The Hidden Handbag Hazard
Women of the world, each time you sling those necessaries over your shoulder, you invite the hidden handbag hazard. Is your curiosity aroused? Great! Let’s explore what danger lurks in yonder purse.
Hidden Handbag Hazard – Overstuffed
Is your handbag overstuffed as the winner of a pie-eating contest at a county fair?
If you said, “Yes, Bonnie it is,” it’s time to lighten the load and give your sore shoulders and stiff neck a well deserved rest. After several years of toting a fat purse on your dominant shoulder, one shoulder is higher than the other. At day’s end, your back screams with pain, due to abnormal spine alignment. In addition, the action of constantly swinging your handbag over your shoulder creates neck tension.
If you’re experiencing these hidden handbag hazards, a trip to the chiropractor is in order. He/she will align your spine and massage those aching shoulders and creaking neck.
The American Chiropractor Association deems that purses should weigh-in at three pounds, or less. Also, experts concur that women should clear out their handbags weekly.
Now this can be quite difficult for a women’s purse is full all the time with smartphone, make up kit, hair brush and other accessories as they are no less than a safe for women, where these items are no less than their governmental property. They discuss it during kitty parties as though they are exchanging luxurytastic information amongst each other with the handbag constantly by their side.
Hidden Handbag Hazard – Danger Lurks in Yonder Purse
Are you ready to clean out your purse and confront the hidden handbag hazard? Here are a few helpers, things to toss, things to store and things to keep.
- Accumulated Coins – remove them from your purse and store them in a pretty container. I have a hand-painted porcelain jar to keep my coins in until enough accumulate to convert to paper money. This action alone will lighten your daily load. Do it once a week faithfully.
- Paper Money – keep it, but be aware that germs thrive on paper money. Flu germs can live on paper money for up to three days. Use hand sanitizer or wash your hands thoroughly after handling paper money.
- Expired Makeup – toss it after three months to alleviate infection. Especially eye makeup; tainted eye makeup harbors dangerous bacteria, which can cause skin infection. If makeup looks or smells funny, toss it.

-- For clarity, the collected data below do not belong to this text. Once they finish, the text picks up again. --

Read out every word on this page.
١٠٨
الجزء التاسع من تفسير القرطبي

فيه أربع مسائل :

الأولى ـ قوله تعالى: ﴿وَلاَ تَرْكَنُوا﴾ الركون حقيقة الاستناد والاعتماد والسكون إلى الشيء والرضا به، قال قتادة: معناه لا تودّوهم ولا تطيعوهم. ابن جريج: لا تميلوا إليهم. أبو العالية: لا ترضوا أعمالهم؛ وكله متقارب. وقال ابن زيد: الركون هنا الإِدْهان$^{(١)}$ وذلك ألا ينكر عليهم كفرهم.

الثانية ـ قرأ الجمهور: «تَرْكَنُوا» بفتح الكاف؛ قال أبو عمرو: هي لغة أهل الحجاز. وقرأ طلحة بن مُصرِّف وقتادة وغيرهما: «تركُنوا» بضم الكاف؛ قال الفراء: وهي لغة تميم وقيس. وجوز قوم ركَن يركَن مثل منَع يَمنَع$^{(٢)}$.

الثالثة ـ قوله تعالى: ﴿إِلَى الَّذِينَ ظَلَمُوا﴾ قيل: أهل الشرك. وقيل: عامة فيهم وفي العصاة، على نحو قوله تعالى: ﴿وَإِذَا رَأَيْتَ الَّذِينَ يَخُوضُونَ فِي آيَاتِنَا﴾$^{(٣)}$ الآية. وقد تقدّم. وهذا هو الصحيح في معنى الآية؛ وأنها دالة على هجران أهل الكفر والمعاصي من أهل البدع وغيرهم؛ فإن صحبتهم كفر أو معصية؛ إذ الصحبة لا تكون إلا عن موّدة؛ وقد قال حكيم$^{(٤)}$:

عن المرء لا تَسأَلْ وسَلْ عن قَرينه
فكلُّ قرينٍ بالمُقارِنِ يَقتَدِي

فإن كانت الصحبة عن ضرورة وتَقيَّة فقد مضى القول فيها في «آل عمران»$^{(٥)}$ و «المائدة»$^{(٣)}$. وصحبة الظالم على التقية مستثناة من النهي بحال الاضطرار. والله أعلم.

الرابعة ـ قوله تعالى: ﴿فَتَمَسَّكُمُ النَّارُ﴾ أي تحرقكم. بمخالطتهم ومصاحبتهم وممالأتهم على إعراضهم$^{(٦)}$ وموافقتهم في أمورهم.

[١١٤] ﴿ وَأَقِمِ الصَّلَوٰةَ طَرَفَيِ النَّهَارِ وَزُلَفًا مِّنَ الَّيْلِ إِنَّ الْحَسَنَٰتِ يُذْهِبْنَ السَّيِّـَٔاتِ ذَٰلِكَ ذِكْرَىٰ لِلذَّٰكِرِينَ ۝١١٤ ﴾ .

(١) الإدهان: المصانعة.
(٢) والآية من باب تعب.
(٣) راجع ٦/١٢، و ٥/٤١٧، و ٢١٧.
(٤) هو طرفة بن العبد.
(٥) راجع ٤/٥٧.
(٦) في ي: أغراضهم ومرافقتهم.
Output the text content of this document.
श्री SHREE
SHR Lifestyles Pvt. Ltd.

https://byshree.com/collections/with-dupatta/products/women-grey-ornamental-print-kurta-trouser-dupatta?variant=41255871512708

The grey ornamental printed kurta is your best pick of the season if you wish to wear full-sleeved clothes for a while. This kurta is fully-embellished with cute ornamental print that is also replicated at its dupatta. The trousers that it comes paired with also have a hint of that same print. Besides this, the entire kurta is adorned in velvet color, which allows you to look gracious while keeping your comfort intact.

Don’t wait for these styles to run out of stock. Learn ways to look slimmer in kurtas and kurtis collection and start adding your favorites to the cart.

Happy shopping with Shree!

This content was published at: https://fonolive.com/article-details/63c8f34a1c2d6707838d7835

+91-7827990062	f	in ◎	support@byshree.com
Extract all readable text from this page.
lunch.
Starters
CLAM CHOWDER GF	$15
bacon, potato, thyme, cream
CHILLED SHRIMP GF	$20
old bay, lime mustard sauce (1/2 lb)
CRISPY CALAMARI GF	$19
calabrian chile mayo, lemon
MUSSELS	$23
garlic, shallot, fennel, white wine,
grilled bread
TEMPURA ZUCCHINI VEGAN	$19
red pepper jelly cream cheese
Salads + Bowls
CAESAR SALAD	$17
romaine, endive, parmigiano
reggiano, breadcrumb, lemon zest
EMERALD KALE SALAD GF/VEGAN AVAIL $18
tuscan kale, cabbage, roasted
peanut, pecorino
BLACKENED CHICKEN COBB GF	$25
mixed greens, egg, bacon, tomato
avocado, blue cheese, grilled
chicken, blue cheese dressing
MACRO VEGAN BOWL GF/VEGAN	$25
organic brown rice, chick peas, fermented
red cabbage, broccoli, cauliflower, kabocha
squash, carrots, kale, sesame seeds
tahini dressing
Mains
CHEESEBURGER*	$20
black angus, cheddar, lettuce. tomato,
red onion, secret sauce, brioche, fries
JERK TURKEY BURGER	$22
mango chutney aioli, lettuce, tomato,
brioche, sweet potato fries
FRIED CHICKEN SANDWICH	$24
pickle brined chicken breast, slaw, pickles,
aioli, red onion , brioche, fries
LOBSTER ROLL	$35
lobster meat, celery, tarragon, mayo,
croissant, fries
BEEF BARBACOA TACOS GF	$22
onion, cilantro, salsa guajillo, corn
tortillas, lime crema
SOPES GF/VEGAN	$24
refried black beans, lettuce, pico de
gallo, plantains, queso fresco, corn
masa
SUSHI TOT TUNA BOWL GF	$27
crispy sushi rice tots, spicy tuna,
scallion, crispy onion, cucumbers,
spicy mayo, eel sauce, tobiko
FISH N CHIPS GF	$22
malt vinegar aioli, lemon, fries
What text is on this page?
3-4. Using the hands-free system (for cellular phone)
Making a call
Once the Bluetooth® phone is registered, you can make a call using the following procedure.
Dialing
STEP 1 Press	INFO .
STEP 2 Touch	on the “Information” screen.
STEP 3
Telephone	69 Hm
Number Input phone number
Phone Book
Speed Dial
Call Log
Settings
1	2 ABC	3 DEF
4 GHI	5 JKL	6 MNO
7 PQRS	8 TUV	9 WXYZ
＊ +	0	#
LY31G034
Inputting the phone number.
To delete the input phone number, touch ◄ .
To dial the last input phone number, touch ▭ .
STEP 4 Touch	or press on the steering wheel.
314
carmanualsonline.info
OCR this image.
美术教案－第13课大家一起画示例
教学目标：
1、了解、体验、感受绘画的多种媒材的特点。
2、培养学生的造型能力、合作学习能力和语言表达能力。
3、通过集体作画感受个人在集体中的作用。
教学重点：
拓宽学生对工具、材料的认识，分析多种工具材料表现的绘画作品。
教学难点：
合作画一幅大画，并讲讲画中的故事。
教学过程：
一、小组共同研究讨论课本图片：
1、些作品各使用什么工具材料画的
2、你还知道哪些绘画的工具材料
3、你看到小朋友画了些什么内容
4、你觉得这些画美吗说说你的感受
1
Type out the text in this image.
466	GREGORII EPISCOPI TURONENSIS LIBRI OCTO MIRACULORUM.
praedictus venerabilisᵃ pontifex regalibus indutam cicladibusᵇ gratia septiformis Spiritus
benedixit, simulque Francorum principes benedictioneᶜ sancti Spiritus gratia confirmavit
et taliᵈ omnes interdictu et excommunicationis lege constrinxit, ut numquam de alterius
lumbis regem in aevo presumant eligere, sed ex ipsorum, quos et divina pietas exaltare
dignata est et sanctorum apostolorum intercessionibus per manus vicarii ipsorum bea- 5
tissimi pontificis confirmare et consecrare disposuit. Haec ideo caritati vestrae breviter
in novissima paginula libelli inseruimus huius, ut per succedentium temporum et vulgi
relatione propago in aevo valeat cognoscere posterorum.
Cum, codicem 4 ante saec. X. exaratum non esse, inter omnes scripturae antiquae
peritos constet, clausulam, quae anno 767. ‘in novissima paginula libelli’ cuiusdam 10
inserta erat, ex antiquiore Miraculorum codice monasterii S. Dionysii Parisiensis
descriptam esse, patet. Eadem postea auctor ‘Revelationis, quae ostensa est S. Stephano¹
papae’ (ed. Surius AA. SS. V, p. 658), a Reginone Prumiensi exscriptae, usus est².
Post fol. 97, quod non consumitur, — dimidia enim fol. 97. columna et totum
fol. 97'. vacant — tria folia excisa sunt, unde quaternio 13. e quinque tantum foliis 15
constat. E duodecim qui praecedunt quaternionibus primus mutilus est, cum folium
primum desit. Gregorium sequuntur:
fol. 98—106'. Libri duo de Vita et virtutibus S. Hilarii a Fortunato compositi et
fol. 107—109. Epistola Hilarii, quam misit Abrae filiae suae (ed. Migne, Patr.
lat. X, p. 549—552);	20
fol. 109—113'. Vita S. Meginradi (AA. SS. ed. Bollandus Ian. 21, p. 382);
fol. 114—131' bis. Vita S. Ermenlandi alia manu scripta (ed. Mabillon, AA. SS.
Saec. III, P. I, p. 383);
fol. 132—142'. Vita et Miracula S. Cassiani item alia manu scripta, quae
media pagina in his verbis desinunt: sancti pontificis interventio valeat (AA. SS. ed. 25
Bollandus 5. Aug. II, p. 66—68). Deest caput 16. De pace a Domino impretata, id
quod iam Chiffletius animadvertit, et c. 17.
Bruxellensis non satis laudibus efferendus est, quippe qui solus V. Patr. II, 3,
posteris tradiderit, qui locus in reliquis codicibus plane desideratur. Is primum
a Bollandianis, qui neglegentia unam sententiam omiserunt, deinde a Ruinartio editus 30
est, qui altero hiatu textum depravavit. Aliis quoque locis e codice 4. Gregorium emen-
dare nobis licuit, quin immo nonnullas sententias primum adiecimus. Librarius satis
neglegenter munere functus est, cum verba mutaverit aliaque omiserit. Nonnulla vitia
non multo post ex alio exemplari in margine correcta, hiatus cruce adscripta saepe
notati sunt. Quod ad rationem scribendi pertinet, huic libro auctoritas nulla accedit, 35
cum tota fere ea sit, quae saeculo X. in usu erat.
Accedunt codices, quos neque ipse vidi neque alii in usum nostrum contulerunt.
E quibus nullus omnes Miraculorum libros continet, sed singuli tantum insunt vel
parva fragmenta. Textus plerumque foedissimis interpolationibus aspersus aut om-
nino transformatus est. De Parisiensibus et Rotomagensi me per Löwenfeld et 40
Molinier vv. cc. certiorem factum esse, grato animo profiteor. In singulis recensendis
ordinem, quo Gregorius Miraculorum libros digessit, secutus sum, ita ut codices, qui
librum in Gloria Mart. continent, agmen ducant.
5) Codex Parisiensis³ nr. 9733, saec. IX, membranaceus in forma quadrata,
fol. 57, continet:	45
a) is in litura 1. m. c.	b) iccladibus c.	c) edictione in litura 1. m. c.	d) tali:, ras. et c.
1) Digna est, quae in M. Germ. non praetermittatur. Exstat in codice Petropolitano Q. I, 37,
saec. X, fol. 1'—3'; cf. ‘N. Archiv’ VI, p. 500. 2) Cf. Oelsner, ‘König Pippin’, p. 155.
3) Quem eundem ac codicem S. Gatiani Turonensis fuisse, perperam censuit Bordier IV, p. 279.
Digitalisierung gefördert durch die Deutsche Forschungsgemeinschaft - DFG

- Papers – toss any receipts, worthless scraps of paper, expired coupons, etc. Valuable tip: make a copy of credit cards, driver’s license, etc. and store it somewhere safe. (Ooops! Excuse me. I took my own advice several years ago. But I have absolutely no idea where I put the copies.)
- Pockets – keep your absolute necessaries, like keys, cell phone and wallet in separate pockets of your handbag. By assigning each item a home, you’ll no longer fumble for your phone, keys or money.
Hidden Handbag Hazard – Bacterial Accumulation
Without doubt, the most hazardous part of women’s purses is the bottom! Think about it. Do you plunk your handbag on the floor of public restrooms, restaurants, or on tables and counters at home? If so, you are inviting dangerous bacteria to invade your life.
In a mall-study where a team took samples from the bottom of 50 handbags, 1 out of 4 handbags contained E. Coli. (The E. Coli bacteria may culminate in serious abdominal pain and bloody diarrhea.)
Ideally, public establishments should provide hooks on bathroom doors to hang our purses, but in a study I performed, 4 out of 10 bathroom doors were hook-less.
Keeping these statistics in mind, it is prudent to carry Clorox wipes in your handbag. Give it a swipe, especially the bottom of your purse, several times a day. Then, clean the outside of your handbag thoroughly with soap and water or germicidal spray weekly.